Seriously! I kid you not!

How To Make The Giraffe Fly

Since these modifications work on released software which is no longer under NDA I can publish the steps below. They work with Xcode 4.4.1 which was published as a 47.48 MB incremental update just yesterday. What their effect is with unreleased future Xcode versions I cannot comment on (NDA) but you can easily find out yourself.

So first, I updated my Xcode to Version 4.4.1 (4F1003).

Then I created a File.txt in ~/Library/Application Support/iPhone Simulator with these contents:

<?xml version="1.0" encoding="UTF-8"?>
<!DOCTYPE plist PUBLIC "-//Apple//DTD PLIST 1.0//EN" "http://www.apple.com/DTDs/PropertyList-1.0.dtd">
<plist version="1.0">
<dict>
<key>E</key>
<string>Well, this was fun to discover. But don't change this magic value!</string>
<key>EagleEnabled</key>
<true/>
<key>GiraffeEnabled</key>
<true/>
</dict>
</plist>

This file with this exact contents and at this exact location tells the iOS Simulator to enable the two secret Eagle and Giraffe settings.

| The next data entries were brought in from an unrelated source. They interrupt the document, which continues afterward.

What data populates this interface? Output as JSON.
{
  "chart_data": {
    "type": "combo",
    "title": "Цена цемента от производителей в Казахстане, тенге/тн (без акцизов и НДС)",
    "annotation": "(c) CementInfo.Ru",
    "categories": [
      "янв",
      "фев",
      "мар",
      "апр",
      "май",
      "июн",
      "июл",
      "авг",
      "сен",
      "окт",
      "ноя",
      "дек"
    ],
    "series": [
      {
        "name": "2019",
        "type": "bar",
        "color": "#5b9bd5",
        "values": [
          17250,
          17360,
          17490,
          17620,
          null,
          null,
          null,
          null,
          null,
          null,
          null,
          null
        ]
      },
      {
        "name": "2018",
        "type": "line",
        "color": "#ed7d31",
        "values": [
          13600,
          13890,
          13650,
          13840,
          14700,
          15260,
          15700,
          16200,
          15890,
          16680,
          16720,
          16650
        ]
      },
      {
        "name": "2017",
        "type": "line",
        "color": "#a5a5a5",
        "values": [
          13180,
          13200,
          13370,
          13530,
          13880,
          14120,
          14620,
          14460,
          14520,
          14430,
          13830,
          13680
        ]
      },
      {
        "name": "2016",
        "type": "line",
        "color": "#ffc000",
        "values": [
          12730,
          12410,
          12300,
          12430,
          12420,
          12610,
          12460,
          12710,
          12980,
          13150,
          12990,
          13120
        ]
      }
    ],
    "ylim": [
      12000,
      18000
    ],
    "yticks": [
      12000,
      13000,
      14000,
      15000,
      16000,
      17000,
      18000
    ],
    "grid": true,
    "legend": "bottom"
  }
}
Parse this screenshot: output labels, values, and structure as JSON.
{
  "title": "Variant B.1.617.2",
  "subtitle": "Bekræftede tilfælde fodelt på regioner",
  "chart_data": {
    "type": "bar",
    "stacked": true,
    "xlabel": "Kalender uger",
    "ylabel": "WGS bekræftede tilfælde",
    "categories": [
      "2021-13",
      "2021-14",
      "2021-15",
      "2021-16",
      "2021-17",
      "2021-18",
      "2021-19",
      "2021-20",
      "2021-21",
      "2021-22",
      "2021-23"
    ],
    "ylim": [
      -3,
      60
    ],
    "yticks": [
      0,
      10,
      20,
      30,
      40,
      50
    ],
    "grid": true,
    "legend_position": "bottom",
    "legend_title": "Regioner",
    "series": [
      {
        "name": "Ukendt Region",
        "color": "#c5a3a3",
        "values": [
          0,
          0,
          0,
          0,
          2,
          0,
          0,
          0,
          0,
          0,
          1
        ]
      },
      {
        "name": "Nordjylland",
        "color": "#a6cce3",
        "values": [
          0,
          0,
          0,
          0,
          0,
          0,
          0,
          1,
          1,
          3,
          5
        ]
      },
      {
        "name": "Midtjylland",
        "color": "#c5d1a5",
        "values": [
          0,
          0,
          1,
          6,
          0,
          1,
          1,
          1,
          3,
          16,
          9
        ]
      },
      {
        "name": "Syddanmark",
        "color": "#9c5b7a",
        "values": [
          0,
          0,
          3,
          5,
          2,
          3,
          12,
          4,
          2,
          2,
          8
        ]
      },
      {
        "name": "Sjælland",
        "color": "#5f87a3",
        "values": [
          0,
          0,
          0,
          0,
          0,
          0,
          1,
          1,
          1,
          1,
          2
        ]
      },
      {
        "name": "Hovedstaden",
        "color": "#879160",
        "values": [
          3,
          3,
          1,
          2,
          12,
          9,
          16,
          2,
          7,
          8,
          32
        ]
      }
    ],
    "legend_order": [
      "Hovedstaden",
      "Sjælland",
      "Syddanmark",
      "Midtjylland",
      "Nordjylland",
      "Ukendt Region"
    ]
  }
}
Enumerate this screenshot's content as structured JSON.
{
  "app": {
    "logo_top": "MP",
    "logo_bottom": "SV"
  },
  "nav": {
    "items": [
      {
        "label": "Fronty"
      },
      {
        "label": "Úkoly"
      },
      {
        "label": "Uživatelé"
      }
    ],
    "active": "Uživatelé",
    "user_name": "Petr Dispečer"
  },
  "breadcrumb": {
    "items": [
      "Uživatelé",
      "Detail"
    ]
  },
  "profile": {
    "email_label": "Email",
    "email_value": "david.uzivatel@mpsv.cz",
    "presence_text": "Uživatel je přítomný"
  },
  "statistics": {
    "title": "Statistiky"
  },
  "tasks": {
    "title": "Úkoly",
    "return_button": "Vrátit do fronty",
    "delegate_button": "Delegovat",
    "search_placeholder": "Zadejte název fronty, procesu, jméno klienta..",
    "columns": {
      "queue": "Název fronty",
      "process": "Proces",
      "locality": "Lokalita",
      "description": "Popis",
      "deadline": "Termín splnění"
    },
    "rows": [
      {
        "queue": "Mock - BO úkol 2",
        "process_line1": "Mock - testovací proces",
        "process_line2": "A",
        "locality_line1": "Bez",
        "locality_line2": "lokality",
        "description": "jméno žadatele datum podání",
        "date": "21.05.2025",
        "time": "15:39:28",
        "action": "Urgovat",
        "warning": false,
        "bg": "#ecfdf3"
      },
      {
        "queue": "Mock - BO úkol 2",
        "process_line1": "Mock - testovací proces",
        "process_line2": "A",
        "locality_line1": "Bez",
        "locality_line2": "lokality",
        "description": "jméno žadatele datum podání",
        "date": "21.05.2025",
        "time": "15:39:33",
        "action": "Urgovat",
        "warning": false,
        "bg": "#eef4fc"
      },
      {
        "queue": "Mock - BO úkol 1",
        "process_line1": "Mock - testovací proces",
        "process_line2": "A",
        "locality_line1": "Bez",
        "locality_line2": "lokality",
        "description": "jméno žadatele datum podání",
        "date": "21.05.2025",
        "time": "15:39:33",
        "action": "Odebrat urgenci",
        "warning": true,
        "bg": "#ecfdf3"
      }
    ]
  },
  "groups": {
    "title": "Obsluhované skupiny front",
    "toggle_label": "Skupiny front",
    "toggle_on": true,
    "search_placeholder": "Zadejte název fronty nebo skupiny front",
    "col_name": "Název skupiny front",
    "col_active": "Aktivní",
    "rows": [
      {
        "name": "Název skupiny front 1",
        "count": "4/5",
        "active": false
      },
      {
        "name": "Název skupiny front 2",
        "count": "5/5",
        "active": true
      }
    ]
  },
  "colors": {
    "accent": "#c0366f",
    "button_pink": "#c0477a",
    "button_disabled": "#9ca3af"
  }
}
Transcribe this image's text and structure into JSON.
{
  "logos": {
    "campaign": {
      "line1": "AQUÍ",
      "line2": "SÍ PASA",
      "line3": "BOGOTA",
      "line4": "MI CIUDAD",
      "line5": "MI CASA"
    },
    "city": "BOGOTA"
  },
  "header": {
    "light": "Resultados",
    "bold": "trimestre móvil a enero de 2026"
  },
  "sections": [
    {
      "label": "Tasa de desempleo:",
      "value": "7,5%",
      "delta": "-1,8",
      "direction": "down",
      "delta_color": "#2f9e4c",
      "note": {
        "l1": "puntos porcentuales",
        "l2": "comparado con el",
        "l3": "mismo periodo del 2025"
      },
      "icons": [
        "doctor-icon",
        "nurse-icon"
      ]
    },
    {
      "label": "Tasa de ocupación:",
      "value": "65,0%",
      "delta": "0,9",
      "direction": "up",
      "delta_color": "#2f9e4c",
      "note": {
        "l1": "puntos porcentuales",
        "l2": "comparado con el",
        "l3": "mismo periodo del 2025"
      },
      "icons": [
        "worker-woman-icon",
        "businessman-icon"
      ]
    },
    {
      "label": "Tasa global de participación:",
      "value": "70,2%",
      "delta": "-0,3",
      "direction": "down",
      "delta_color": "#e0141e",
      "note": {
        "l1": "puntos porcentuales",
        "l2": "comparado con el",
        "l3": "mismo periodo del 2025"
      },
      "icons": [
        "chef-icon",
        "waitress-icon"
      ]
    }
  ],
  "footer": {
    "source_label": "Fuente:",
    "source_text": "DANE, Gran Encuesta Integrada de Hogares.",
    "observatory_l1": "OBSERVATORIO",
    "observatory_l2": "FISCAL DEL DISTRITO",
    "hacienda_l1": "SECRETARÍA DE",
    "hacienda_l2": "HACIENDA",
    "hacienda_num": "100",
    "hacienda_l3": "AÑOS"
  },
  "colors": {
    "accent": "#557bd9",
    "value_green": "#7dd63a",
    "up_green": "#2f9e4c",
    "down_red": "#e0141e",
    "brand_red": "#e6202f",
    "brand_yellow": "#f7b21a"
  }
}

The next step is to modify the Info.plist of the iPhone Retina device settings. Those are found in /Applications/Xcode.app/Contents/Developer/Platforms/iPhoneSimulator.platform/Developer/Applications/iPhone Simulator.app/Contents/Resources/Devices/iPhone (Retina).deviceinfo folder.

The simplest way to modify this file – since it is write-protected and owned by root – was to drag a copy to the desktop. Then double-click on it to open it with Xcode’s plist editor and make the modification. Saving keeps it as a binary plist and then you can drag it back to the original location and replace the original Info.plist.

Quit the iOS Simulator if it is running and the next time you start it you’ll find that the display is higher. If you have sufficient screen size for the simulator to show the chrome then you will see that the view in between has grown larger, like in this screen shot posted by PSPDFKit creator Peter Steinberger.

My 13″ MacBook Air does not have sufficient resolution to show the chrome and thus falls back to the chrome-less version. Here’s a screenshot of my 5.1 simulator at 50% scale. You can easily see that the 4 rows on springboard stretch apart and why it is a better design choice to add another row in a possible future version of the OS.

I also wanted to see if you can run your own apps at the higher resolution and it turns out you can, albeit with a caveat.

The problem only becomes apparent if you try to switch to other tabs of this UITabBarController. The underlying UIWindow does not get resized to the larger resolution and thus taps at the bottom corner get clipped. You can only interact with the upper region that falls into the “normal” resolution.

You can probably work around this by modifying the UIWindow’s bounds at run time. Here my experiments ended, because the point was to validate Cédric’s find. Especially because of the hilarious code names that I couldn’t believe at first.

Conclusion

In any case this does not prove that “the new iPhone” will have a different resolution and we should not publicly comment about the features of iOS 6 that are still under NDA. But we’re glad that this hack exists and allows us to tinker with the different resolution.

Cédric Luthi is our hero for telling us way in advance of anything “official” that we can test our apps for different resolutions. Apps that display something of variable size (i.e. a table) should have no problems adapting, they would simply show more scrollable content.

Giraffe, Long Neck, get it?

If anything then this can serve as a gentle reminder to never hard-code resolutions in your iOS apps. You should make proper use of autoresizing masks or auto-layout to have our interfaces adapt to different resolutions automatically.